Il pasticcio tessere per il sussidio grillino

Di Maio: sto facendo stampare 6 milioni di carte. Ma non ci sono soldi né regole

Il pasticcio tessere per il sussidio grillino

Il reddito di cittadinanza non c'è, i beneficiari nemmeno, ma le tessere su cui erogarlo sono già in stampa: «Ho già dato mandato di stampare le prime cinque o sei milioni di tessere elettroniche», ha detto il vicepremier Luigi Di Maio. «Cinque o sei»: milione più milione meno per il grillino non fa differenza e questo già dà la misura di quante ancora siano le incertezze di applicazione del sussidio. La platea è ancora indefinita e potrebbe essere molto inferiore a questi numeri, visto che i 9 miliardi stanziati per il provvedimento non bastano per incrementare fino 780 euro i redditi di tutti coloro che non arrivano a questa soglia. Infatti l'annuncio ha scatenato le polemiche dal Pd: «Di Maio fa stampare 6 milioni di tessere. Secondo quale legge, visto che la manovra non è stata ancora approvata? Con quali soldi? L'ennesimo bluff».

Nonostante i molti nodi ancora da sciogliere, per il leader pentastellato sarà «il più grande investimento in capitale umano che facciamo in Italia». A oggi però la misura è ancora fantasma, dopo mesi di annunci e smentite. E lo sarà almeno fino a quando non verrà messa nero su bianco in un decreto collegato alla legge di bilancio atteso entro dicembre. La promessa è di farlo partire insieme con «i pensionamenti a quota 100 e la pensione di cittadinanza nei primi mesi del 2019». L'obiettivo è riuscirci entro aprile.

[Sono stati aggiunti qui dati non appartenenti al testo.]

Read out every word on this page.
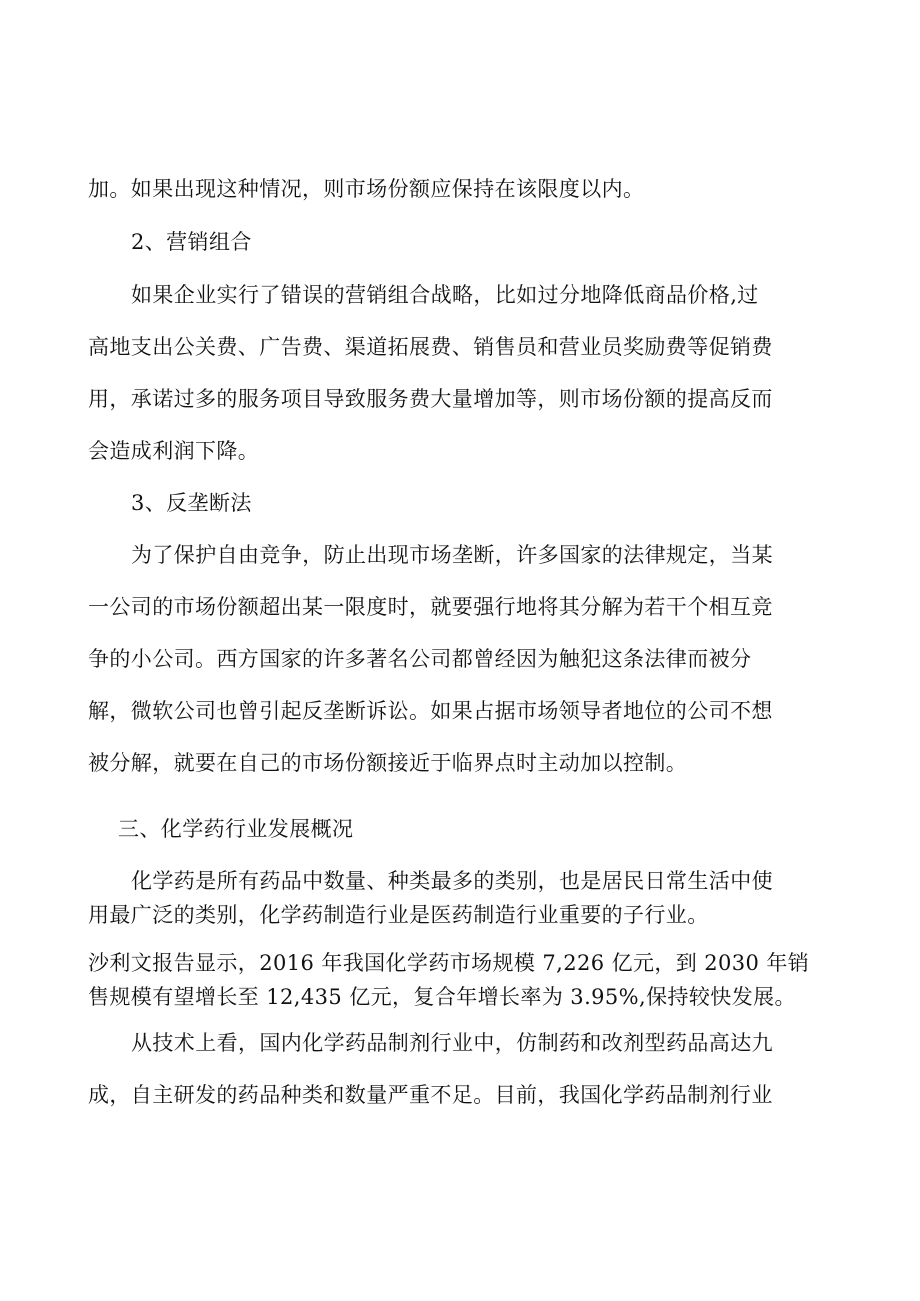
加。如果出现这种情况，则市场份额应保持在该限度以内。
2、营销组合
如果企业实行了错误的营销组合战略，比如过分地降低商品价格,过
高地支出公关费、广告费、渠道拓展费、销售员和营业员奖励费等促销费
用，承诺过多的服务项目导致服务费大量增加等，则市场份额的提高反而
会造成利润下降。
3、反垄断法
为了保护自由竞争，防止出现市场垄断，许多国家的法律规定，当某
一公司的市场份额超出某一限度时，就要强行地将其分解为若干个相互竞
争的小公司。西方国家的许多著名公司都曾经因为触犯这条法律而被分
解，微软公司也曾引起反垄断诉讼。如果占据市场领导者地位的公司不想
被分解，就要在自己的市场份额接近于临界点时主动加以控制。
三、化学药行业发展概况
化学药是所有药品中数量、种类最多的类别，也是居民日常生活中使
用最广泛的类别，化学药制造行业是医药制造行业重要的子行业。
沙利文报告显示，2016 年我国化学药市场规模 7,226 亿元，到 2030 年销
售规模有望增长至 12,435 亿元，复合年增长率为 3.95%,保持较快发展。
从技术上看，国内化学药品制剂行业中，仿制药和改剂型药品高达九
成，自主研发的药品种类和数量严重不足。目前，我国化学药品制剂行业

Ecco come verrà erogata, secondo Di Maio: «Prenderemo delle persone che oggi hanno difficoltà ad avere un reddito e gli diremo: hai un sito internet, che sarà pronto dall'anno prossimo, accedi, ti identifichi con l'identità digitale e compili la tua scheda. Se hai i requisiti riceverai una tessera a casa e una serie di impegni da prendere». La somma verrà distribuita ai nuclei familiari in base all'Isee, e sarà inferiore per chi ha una casa di proprietà e non deve sostenere costi di affitto. Lo ha confermato anche l'economista consulente del vicepriemer e ideatore del reddito, Pasquale Tridico: «Chi ha bisogno di pagarsi un affitto prende il reddito pieno. Chi ha una casa prende invece intorno ai 480 o 500 euro». Chi riceve il sussidio dovrà svolgere lavori di pubblica utilità per otto ore settimanali, sarà affiancato da un tutor, dovrà frequentare corsi di formazione e non potrà rifiutare più di tre offerte di lavoro che, dopo varie giravolte sembra che saranno gestite non sulla base dei chilometri di distanza da casa, ma di «macro aree» in cui verrà suddiviso il Paese. Passati 18 mesi dall'inizio dell'erogazione del reddito, ci sarà un «tagliando» per verificare il rispetto degli impegni presi dal disoccupato. E per ovviare alle annose disfunzioni dei centri per l'impiego, che nella proposta originaria del Movimento cinque stelle dovevano essere il perno di tutta l'operazione e per cui la manovra finanziaria stanzia 1 miliardo, è allo studio la soluzione del sottosegretario leghista Armando Siri: spostare il baricentro del reddito di cittadinanza dai centri per l'impiego verso il mondo produttivo, erogando il sussidio direttamente all'azienda che si occuperà di formare e riqualificare il disoccupato. Che, «al termine del periodo di formazione-lavoro, potrà essere assunto dalla stessa impresa, oppure mettersi sul mercato con un bagaglio di competenze aggiornato».

Una strategia per evitare truffe e abusi che preoccupano i pentastellati, visto che rischierebbero di svuotare la misura simbolo del M5s.

Dopo i timori espressi dal sottosegretario Stefano Buffagni, sono arrivati anche quelli del magistrato più ascoltato dai cinque stelle, Piercamillo Davigo: «In un Paese con 12 milioni di evasori fiscali mi sembra difficile poter fare controlli adeguati».